Le Burundi a besoin des aides et des investissements. Un pays africain qui dispose d’un lobby important dans une puissance occidentale arrive à obtenir des aides importantes. Certains Burundais sont des membres des partis qui sont au pouvoir en Europe et en Amérique. Ils peuvent faire du lobbying et créer un climat propice à une bonne négociation d’aide internationale. En reprenant l’exemple du Mali, la diaspora de ce pays est à l’origine de l’aide importante que reçoit ce pays. Décrocher un jumelage d’une province Burundaise avec une région française ou allemande serait déjà un pas important pour le développement de la province. Il est impensable de négocier un jumelage au profit de celui qui ne l’ a pas demandé ou qui veut le détourner au profit de sa poche. La balle se trouve dans le camp du gouvernement Burundais ou des collectivités Burundaises. Pourquoi ne pas profiter de ces connaissances pour développer le Burundi ?
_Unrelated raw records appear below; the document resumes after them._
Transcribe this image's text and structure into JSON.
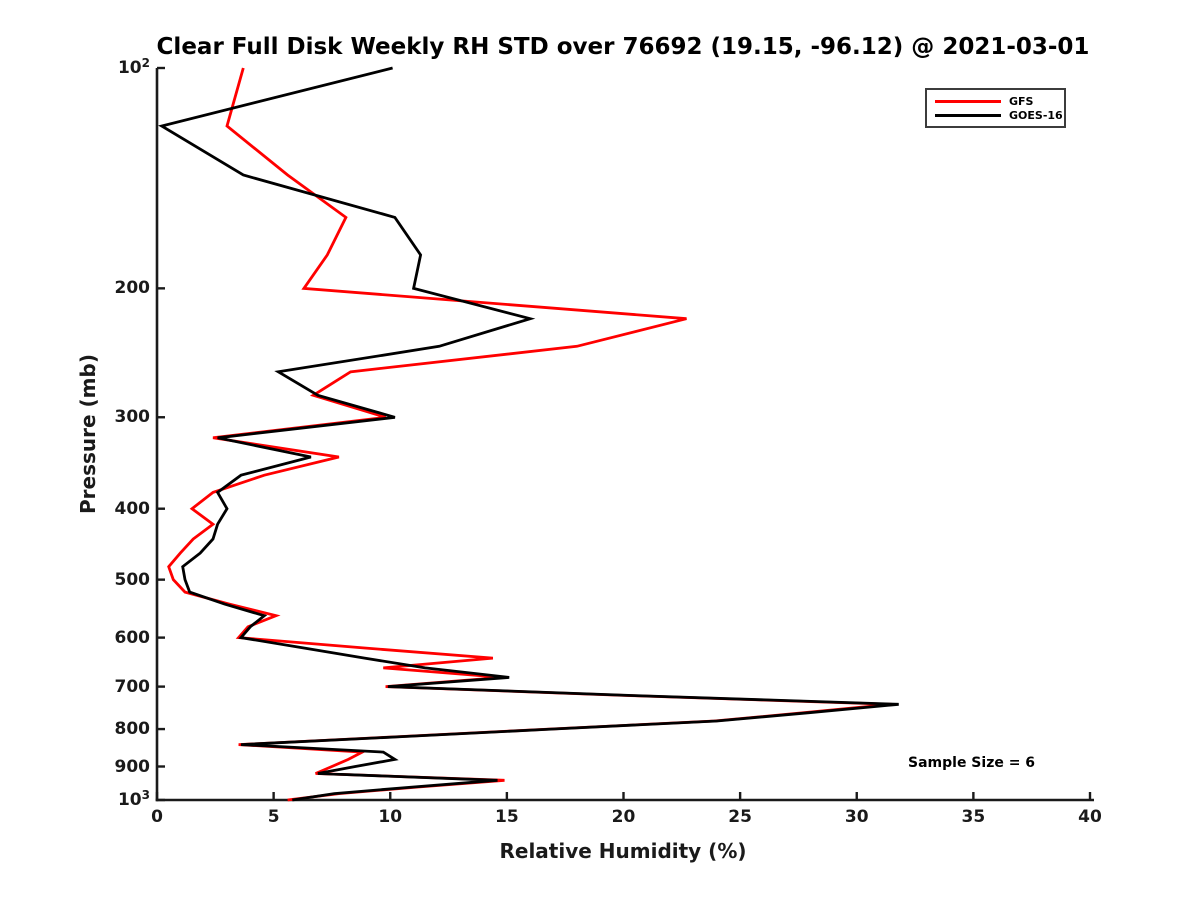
{
  "chart": {
    "title": "Clear Full Disk Weekly RH STD over 76692 (19.15, -96.12) @ 2021-03-01",
    "xlabel": "Relative Humidity (%)",
    "ylabel": "Pressure (mb)",
    "annotation": "Sample Size = 6"
  },
  "chart_data": {
    "type": "line",
    "title": "Clear Full Disk Weekly RH STD over 76692 (19.15, -96.12) @ 2021-03-01",
    "xlabel": "Relative Humidity (%)",
    "ylabel": "Pressure (mb)",
    "annotation": "Sample Size = 6",
    "sample_size": 6,
    "x_axis": {
      "min": 0,
      "max": 40,
      "ticks": [
        0,
        5,
        10,
        15,
        20,
        25,
        30,
        35,
        40
      ],
      "grid": false
    },
    "y_axis": {
      "scale": "log",
      "min": 100,
      "max": 1000,
      "inverted": true,
      "ticks": [
        {
          "value": 100,
          "label": "10^2"
        },
        {
          "value": 200,
          "label": "200"
        },
        {
          "value": 300,
          "label": "300"
        },
        {
          "value": 400,
          "label": "400"
        },
        {
          "value": 500,
          "label": "500"
        },
        {
          "value": 600,
          "label": "600"
        },
        {
          "value": 700,
          "label": "700"
        },
        {
          "value": 800,
          "label": "800"
        },
        {
          "value": 900,
          "label": "900"
        },
        {
          "value": 1000,
          "label": "10^3"
        }
      ],
      "grid": false
    },
    "legend_position": "top-right",
    "axis_color": "#1a1a1a",
    "pressure_levels": [
      100,
      120,
      140,
      160,
      180,
      200,
      220,
      240,
      260,
      280,
      300,
      320,
      340,
      360,
      380,
      400,
      420,
      440,
      460,
      480,
      500,
      520,
      540,
      560,
      580,
      600,
      620,
      640,
      660,
      680,
      700,
      720,
      740,
      760,
      780,
      800,
      820,
      840,
      860,
      880,
      900,
      920,
      940,
      960,
      980,
      1000
    ],
    "series": [
      {
        "name": "GFS",
        "color": "#ff0000",
        "values": [
          3.7,
          3.0,
          5.6,
          8.1,
          7.3,
          6.3,
          22.7,
          18.0,
          8.3,
          6.7,
          9.8,
          2.4,
          7.8,
          4.6,
          2.4,
          1.5,
          2.4,
          1.55,
          1.0,
          0.5,
          0.7,
          1.2,
          3.1,
          5.1,
          3.9,
          3.5,
          8.9,
          14.4,
          9.7,
          14.8,
          9.8,
          20.3,
          31.5,
          27.7,
          23.9,
          16.8,
          10.2,
          3.5,
          8.8,
          8.2,
          7.5,
          6.8,
          14.9,
          11.2,
          7.8,
          5.6
        ]
      },
      {
        "name": "GOES-16",
        "color": "#000000",
        "values": [
          10.1,
          0.2,
          3.7,
          10.2,
          11.3,
          11.0,
          16.0,
          12.1,
          5.2,
          6.9,
          10.2,
          2.6,
          6.6,
          3.6,
          2.6,
          3.0,
          2.6,
          2.4,
          1.85,
          1.1,
          1.2,
          1.4,
          2.9,
          4.6,
          4.0,
          3.6,
          6.3,
          8.9,
          11.5,
          15.1,
          9.9,
          20.5,
          31.8,
          27.9,
          24.0,
          16.9,
          10.3,
          3.6,
          9.7,
          10.2,
          8.5,
          6.9,
          14.6,
          11.0,
          7.6,
          5.8
        ]
      }
    ]
  }
}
Le Burundi devrait rompre avec le passé pour regarder vers l’avenir en associant tous les Burundais, y compris la diaspora. La direction chargée de la diaspora serait une bonne chose. La diaspora a besoin d’un médiateur de la République chargé de collecter les doléances de cette même diaspora dans le cadre d’un respect mutuel.
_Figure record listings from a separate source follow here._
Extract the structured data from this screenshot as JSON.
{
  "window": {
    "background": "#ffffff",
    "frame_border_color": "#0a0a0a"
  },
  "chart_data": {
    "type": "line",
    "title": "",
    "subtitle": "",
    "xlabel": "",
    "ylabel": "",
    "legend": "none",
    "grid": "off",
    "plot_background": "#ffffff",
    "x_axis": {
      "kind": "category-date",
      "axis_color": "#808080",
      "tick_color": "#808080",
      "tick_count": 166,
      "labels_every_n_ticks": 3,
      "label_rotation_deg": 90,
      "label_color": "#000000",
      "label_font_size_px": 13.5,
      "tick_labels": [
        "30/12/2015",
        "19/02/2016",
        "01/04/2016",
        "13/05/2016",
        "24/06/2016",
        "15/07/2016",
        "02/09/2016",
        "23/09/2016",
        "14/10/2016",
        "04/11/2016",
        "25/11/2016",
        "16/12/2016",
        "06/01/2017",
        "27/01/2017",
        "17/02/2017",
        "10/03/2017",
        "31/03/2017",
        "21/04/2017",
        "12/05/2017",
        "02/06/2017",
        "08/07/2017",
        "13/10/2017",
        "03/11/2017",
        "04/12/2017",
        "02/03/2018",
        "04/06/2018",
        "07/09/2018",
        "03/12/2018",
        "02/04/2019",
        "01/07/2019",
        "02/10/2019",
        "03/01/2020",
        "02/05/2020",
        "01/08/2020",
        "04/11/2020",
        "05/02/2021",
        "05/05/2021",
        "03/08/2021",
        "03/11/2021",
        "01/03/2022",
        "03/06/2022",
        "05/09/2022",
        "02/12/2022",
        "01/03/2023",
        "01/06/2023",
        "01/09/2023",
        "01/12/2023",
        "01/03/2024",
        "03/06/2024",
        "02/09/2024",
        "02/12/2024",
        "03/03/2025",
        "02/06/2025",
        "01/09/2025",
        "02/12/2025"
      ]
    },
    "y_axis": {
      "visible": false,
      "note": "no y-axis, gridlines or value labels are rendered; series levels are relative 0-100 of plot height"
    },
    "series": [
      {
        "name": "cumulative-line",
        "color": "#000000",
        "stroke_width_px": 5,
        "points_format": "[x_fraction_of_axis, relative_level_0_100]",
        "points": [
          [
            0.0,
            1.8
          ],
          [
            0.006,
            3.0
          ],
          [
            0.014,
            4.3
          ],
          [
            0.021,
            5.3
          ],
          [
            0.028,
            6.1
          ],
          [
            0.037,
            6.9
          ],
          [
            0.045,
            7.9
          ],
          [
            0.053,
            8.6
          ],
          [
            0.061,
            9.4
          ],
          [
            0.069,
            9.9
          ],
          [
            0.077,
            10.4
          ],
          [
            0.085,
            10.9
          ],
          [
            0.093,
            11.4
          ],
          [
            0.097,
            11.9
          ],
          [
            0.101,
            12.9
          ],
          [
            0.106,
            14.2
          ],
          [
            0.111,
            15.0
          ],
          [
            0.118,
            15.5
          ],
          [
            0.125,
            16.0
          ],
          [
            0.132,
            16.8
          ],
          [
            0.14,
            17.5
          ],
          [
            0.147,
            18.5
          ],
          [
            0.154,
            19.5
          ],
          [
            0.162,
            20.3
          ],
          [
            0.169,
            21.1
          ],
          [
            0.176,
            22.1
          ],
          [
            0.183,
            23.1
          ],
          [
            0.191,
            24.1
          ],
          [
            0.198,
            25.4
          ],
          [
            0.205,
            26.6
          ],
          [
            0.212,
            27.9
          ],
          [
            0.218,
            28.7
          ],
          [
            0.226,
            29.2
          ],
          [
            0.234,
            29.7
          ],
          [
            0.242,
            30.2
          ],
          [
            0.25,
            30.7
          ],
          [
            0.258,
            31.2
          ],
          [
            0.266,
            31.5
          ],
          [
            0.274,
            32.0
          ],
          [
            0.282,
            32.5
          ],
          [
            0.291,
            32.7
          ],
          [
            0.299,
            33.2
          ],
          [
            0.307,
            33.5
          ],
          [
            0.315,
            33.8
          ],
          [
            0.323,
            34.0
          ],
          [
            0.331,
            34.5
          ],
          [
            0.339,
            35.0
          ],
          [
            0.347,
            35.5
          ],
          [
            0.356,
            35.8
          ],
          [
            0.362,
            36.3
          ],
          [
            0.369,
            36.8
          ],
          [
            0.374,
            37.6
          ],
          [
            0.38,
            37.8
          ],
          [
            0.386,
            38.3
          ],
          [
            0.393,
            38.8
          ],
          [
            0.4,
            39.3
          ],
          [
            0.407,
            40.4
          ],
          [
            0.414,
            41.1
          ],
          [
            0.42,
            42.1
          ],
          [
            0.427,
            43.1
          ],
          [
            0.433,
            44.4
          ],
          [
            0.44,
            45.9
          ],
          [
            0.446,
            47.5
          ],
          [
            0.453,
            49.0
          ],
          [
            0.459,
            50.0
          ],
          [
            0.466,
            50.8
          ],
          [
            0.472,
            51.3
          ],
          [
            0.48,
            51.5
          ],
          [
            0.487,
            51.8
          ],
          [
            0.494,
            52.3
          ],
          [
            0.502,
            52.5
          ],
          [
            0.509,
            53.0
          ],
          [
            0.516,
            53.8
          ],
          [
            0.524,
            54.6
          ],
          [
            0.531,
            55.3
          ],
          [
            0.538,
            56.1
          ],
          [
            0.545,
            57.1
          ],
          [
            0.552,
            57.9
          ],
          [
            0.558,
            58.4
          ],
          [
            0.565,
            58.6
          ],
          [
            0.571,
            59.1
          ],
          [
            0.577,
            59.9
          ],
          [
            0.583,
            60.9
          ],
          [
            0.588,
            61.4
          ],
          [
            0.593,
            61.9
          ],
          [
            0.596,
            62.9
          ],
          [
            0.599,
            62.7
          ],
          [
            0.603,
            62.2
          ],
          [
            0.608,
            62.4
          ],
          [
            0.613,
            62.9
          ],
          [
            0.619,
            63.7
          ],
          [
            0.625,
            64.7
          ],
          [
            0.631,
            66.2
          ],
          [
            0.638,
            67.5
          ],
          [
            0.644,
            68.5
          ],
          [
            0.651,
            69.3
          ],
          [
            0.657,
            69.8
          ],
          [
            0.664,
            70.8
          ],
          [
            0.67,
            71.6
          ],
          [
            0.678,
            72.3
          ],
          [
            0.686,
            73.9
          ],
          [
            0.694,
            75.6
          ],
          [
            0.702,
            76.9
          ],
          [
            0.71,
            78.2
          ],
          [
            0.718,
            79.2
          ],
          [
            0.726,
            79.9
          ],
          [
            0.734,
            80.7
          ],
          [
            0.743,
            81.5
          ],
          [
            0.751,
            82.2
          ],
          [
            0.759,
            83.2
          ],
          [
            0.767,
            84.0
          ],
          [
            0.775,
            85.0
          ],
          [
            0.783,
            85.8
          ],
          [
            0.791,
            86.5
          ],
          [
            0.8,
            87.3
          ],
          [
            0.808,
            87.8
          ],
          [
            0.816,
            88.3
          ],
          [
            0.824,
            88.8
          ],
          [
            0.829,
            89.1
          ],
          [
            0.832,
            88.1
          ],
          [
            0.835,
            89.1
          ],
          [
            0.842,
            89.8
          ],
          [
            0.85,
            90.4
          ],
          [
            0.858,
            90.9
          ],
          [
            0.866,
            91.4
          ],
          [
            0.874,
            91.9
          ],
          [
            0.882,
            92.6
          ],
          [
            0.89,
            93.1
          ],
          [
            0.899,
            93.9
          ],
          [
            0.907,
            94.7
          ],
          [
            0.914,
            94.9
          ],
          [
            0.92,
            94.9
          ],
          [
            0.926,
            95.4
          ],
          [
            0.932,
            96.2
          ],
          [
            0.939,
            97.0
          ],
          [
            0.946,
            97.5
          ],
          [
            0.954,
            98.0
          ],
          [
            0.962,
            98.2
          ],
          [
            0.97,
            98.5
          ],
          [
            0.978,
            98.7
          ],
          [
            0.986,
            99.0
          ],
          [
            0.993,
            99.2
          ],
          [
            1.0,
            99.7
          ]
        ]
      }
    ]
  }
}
Le pouvoir ne pourra pas associer la diaspora sans faire son autocritique. Il devrait savoir comment éviter des cas déplorables comme ceux-ci : Des médicaments destinés aux soins gratuits de la population bloqués pendant 18 mois à l’aéroport et qui finissent par dépasser les délais et des délais qui dépassent 7 mois pour avoir l’autorisation de soigner gratuitement les Burundais.
La diaspora ne demande pas de l’aide de l’Etat Burundais. Elle demande à être associée au développement du Burundi. Associer la diaspora suppose une transparence et une bonne gouvernance. Le pouvoir doit choisir entre le bien de son peuple ou le plein des poches des dirigeants. La diaspora est un atout majeur. L’ignorer est aussi ignorer une des voies du développement.